The reason I came up with my system is that 2 to 2.5 per rat still feels overcrowded to me. I had three rats in a cage all calculators said was fine for three but it was a tight fit for those rats, in my opinion. Different people see different things though. I'm definitely not bashing anyone who goes by that, just saying it never worked for me. Cage calculators are saying my quad critter nation can hold 24... Yeah, no. Way too many, lol.


----------



## Rhonwen (Dec 29, 2014)

Good lord... 24 would be a lot of rats in there... I have a Feisty Ferret for my four guys and I could probably get away with one or two more males. But my oldest boy is full grown, and weighs in at 1.1lb... From what I've experienced so far, he seems like a BIG boy... if the other three get that big then I doubt I'd add any more males.

Definitely interested in seeing what others say!!


----------



## Jesuy (Jun 3, 2015)

As a basic rule, I usually split whatever number cage calculators gives in half. But bigger the better. 

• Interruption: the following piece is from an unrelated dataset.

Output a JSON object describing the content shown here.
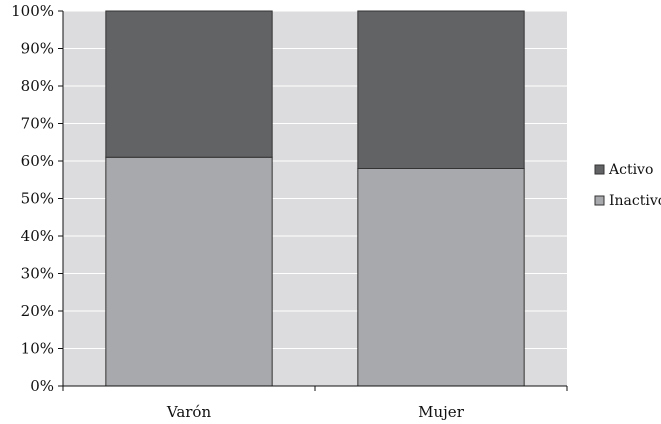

I don't have big area for free ranging so I like to give my ratties quite a lot room to live. My two boys live in Savic Suite Royal 95 (it's pretty much same size and style as Critter Nation double unit) now and they looove to have room to play and climb and run and exsplore. They used to have bird cage (cage calculator said it's good for 4 ratties) with 4 shelves but I honestly think it was too small for even two rats even tho I had shelves and all. They were just lying around doing nothing and look really depressed when they were in the cage. So I kinda recently understood how much better option it is to have big cage. It wasn't even too expensive cause I bought it used.
I will probably get one or two ratties in the future to join my rattie gang so it's also nice to have a big cage because if you wanna get more rats, you already have enough space for all of them. 

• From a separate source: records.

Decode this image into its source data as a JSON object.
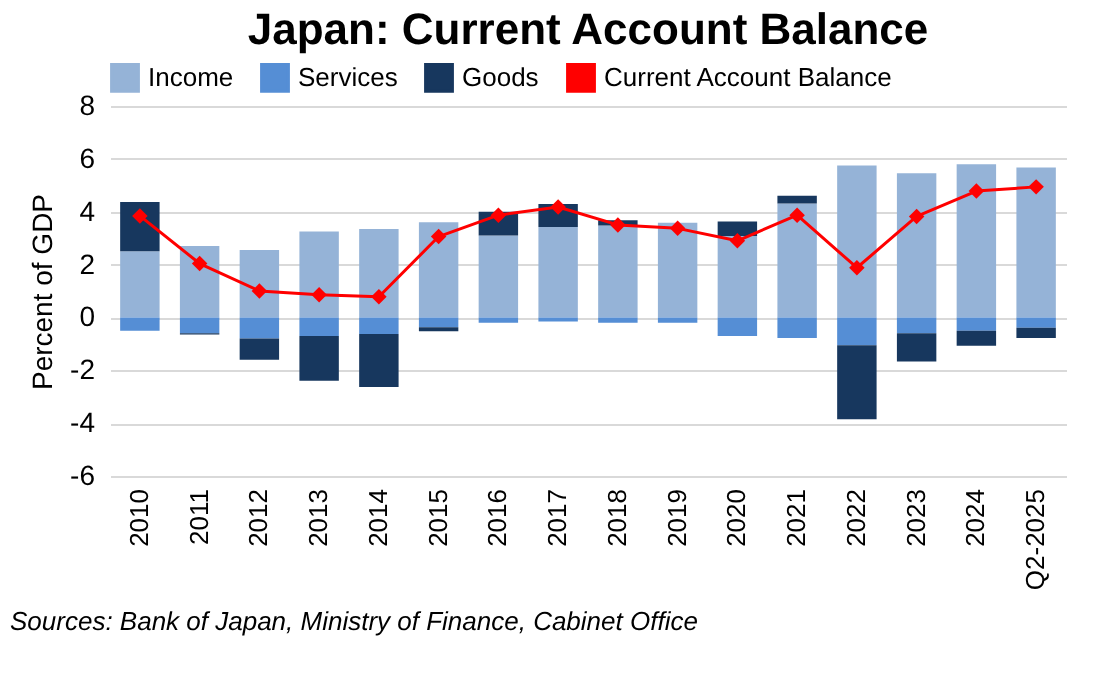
{
  "chart_data": {
    "type": "bar",
    "title": "Japan: Current Account Balance",
    "ylabel": "Percent of GDP",
    "stacked": true,
    "legend": "top",
    "grid": "y",
    "categories": [
      "2010",
      "2011",
      "2012",
      "2013",
      "2014",
      "2015",
      "2016",
      "2017",
      "2018",
      "2019",
      "2020",
      "2021",
      "2022",
      "2023",
      "2024",
      "Q2-2025"
    ],
    "ylim": [
      -6,
      8
    ],
    "yticks": [
      -6,
      -4,
      -2,
      0,
      2,
      4,
      6,
      8
    ],
    "series": [
      {
        "name": "Income",
        "color": "#95b3d7",
        "values": [
          2.5,
          2.7,
          2.55,
          3.25,
          3.35,
          3.6,
          3.1,
          3.42,
          3.48,
          3.58,
          3.08,
          4.31,
          5.75,
          5.46,
          5.8,
          5.67
        ]
      },
      {
        "name": "Services",
        "color": "#558ed5",
        "values": [
          -0.5,
          -0.6,
          -0.8,
          -0.7,
          -0.63,
          -0.37,
          -0.2,
          -0.15,
          -0.2,
          -0.2,
          -0.7,
          -0.78,
          -1.05,
          -0.6,
          -0.5,
          -0.39
        ]
      },
      {
        "name": "Goods",
        "color": "#17375e",
        "values": [
          1.87,
          -0.05,
          -0.8,
          -1.7,
          -2.0,
          -0.15,
          0.9,
          0.87,
          0.2,
          0.0,
          0.55,
          0.29,
          -2.8,
          -1.07,
          -0.57,
          -0.39
        ]
      },
      {
        "name": "Current Account Balance",
        "type": "line",
        "color": "#ff0000",
        "marker": "diamond",
        "values": [
          3.84,
          2.04,
          1.0,
          0.86,
          0.78,
          3.06,
          3.87,
          4.18,
          3.5,
          3.37,
          2.9,
          3.87,
          1.88,
          3.82,
          4.78,
          4.94
        ]
      }
    ],
    "annotations": [
      "Sources: Bank of Japan, Ministry of Finance, Cabinet Office"
    ]
  }
}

But yeah, that is just my personal preference and I don't judge people who do things differently  as long as ratties are happy and healthy.


----------



## Smilebud (Jul 31, 2012)

Two boys for one ferret nation is my preference! I'll do four at maximum. Four girls for one critter nation, I'd say 5 at max. I go by looks. Too many rats looks like too many rats.


----------



## FallDeere (Sep 29, 2011)

Jesuy said:


> As a basic rule, I usually split whatever number cage calculators gives in half. But bigger the better.


That is typically what my calculation ends up being. Some times mine ends up being smaller, though.

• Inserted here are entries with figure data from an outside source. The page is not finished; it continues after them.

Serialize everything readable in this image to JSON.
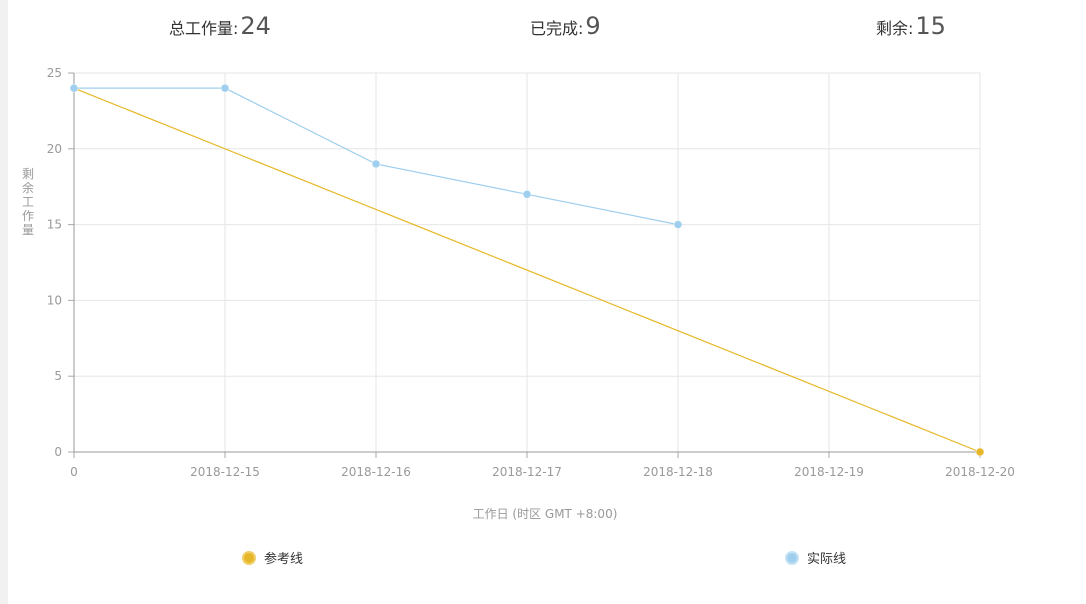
{
  "stats": {
    "total_label": "总工作量:",
    "total_value": "24",
    "done_label": "已完成:",
    "done_value": "9",
    "remain_label": "剩余:",
    "remain_value": "15"
  },
  "chart_data": {
    "type": "line",
    "categories": [
      "0",
      "2018-12-15",
      "2018-12-16",
      "2018-12-17",
      "2018-12-18",
      "2018-12-19",
      "2018-12-20"
    ],
    "ylim": [
      0,
      25
    ],
    "yticks": [
      "0",
      "5",
      "10",
      "15",
      "20",
      "25"
    ],
    "ytick_values": [
      0,
      5,
      10,
      15,
      20,
      25
    ],
    "ylabel": "剩余工作量",
    "xlabel": "工作日 (时区 GMT +8:00)",
    "grid": true,
    "legend_position": "bottom",
    "series": [
      {
        "name": "参考线",
        "color": "#e6b829",
        "values": [
          24,
          null,
          null,
          null,
          null,
          null,
          0
        ],
        "markers_at": [
          6
        ]
      },
      {
        "name": "实际线",
        "color": "#9fcfee",
        "values": [
          24,
          24,
          19,
          17,
          15,
          null,
          null
        ],
        "markers_at": [
          0,
          1,
          2,
          3,
          4
        ]
      }
    ]
  }
}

After having had rats for over two years now, I can tell pretty well how much space they need... but since I got mice recently, I'd had to start from scratch in learning cage sizes, lol. I think for mice, I've decided about ten gallons (tank) per mouse. I have two in a 40 gallon right now and they use every inch of space. I can't imagine keeping mice in anything smaller and I'd love to have bigger if I could...


----------



## 2ratshack (Sep 13, 2014)

I factor in free range time/free range area size to decide. I wouldn't want more that 8 rats in a DCN, but I have a very large free range area that my boys have access to about 4-6 hours a day. If they were getting less than 3 hours of free range time per day though, I wouldn't do more than 4 in a DCN.


----------



## JAnimal (Jul 23, 2014)

I have 2 in a SCN but the most I would do is three. But the cage calculator says you can fit five. Anyways you can tell sometimes. If you have lazy rats that just sleep then you can put more in. If you have way too hyperactive balls of adorable furness then you put in less. I just eyeball it.


----------



## nanashi7 (Jun 5, 2013)

I like to factor in age, gender, personality/activity level. With all but two or three of my rats settling down, a TCN could fit probably 15+ of them. That's because they all cram together and sleep through free range nearing their second birthday. Old males can have smaller cages, then young males, then old females, then young females in the largest (based on stereotypes).

You should also factor in how you decorate your cage. Really pretty cages tend to also be really sparse, so I would subtract rats. I use a lot of aerial space, so I can add some. It's worth noting a cage calculator basically factors every inch as "usable". If you have a bunch of empty space, though, then you should subtract rats.

Finally, like FallDeere I factor in the cage's basic anatomy. I do it for different reasons than walking space; I have a rule of 2-3 rats per water bottle/bowl (find thats how many actually fit). So if I have a giant cage but only one good place for a water bottle, I won't put in more than 3.

For the record, for some time I kept 11 in a DCN (not because I wanted to) then upgraded 12 into a TCN (comfortable). As my rats have passed, I have 6 in a DCN and 1 in a SCN waiting to be introd. I'm considering when three more rats cross, to downgrade to a SCN at 4 rats.


----------